Even if we can't necessarily change a decision we have made, didn't intend to hurt someone else, or were in an impossible bind where at least one party would be hurt no matter what we did, we can still apologise for the impact on others, and if I was this young woman's parent, I'd be suggesting to her that she needed to do that.

IkeaJesusChrist · 24/05/2025 08:41

The aunt, uncle, bride and partner sound absolutely awful.

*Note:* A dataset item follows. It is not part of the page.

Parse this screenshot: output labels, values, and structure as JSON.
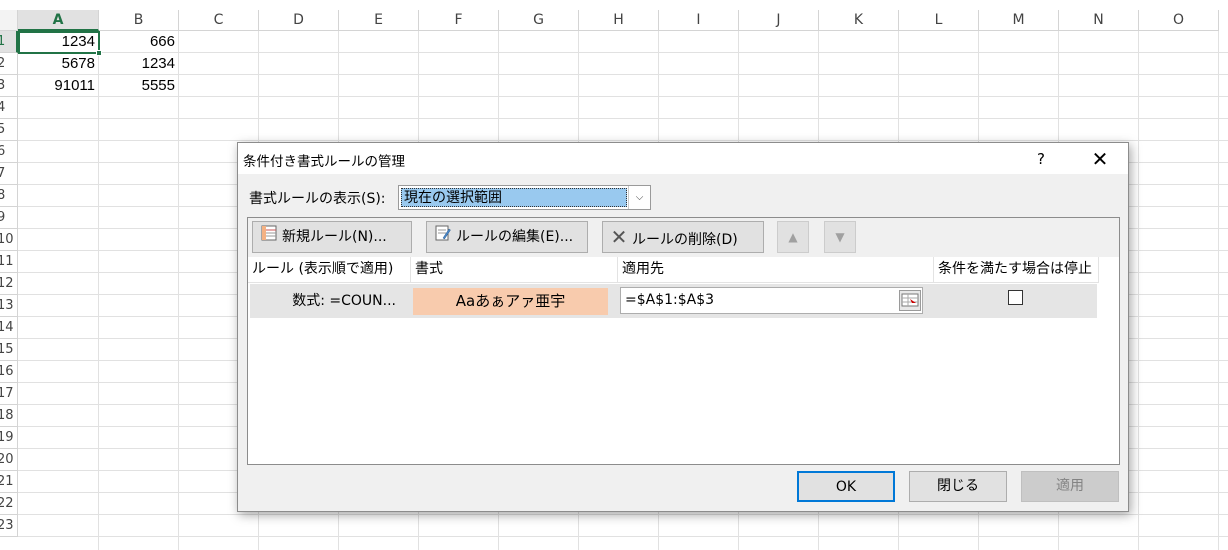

The mother has been dead for nine years, OP has been with her partner for five years, they need to get a grip.

I'd be dumping the partner if I were OP.

GoldEagle · 24/05/2025 08:45

FlakyCritic · 23/05/2025 18:50

Yes, I agree with others. You sound self-absorbed wanting end a relationship over some bloody wedding! It's not your DP's fault! What is he supposed to do?

Honestly, what do you expect him to do?

Just suppose he demanded you go. But his daughter - who doesn't even really know you or have a relationship with you - sides with her mother's family. Then what? Are you going to make her father choose between his daughter and you?

Perhaps it would be good if you do re-think it as your behaviour isn't fair on him. You seem too overly dramatic and self-absorbed. Stop making it about you.

OP was involved with planning the wedding with the bride so it cannot be said that they barely know each other. And uninviting her two days before the wedding is just down right nasty and cruel. I understand the bride and DP were put in a very differcult position but DP chose not support OP. It not a relationship I would want to continue with.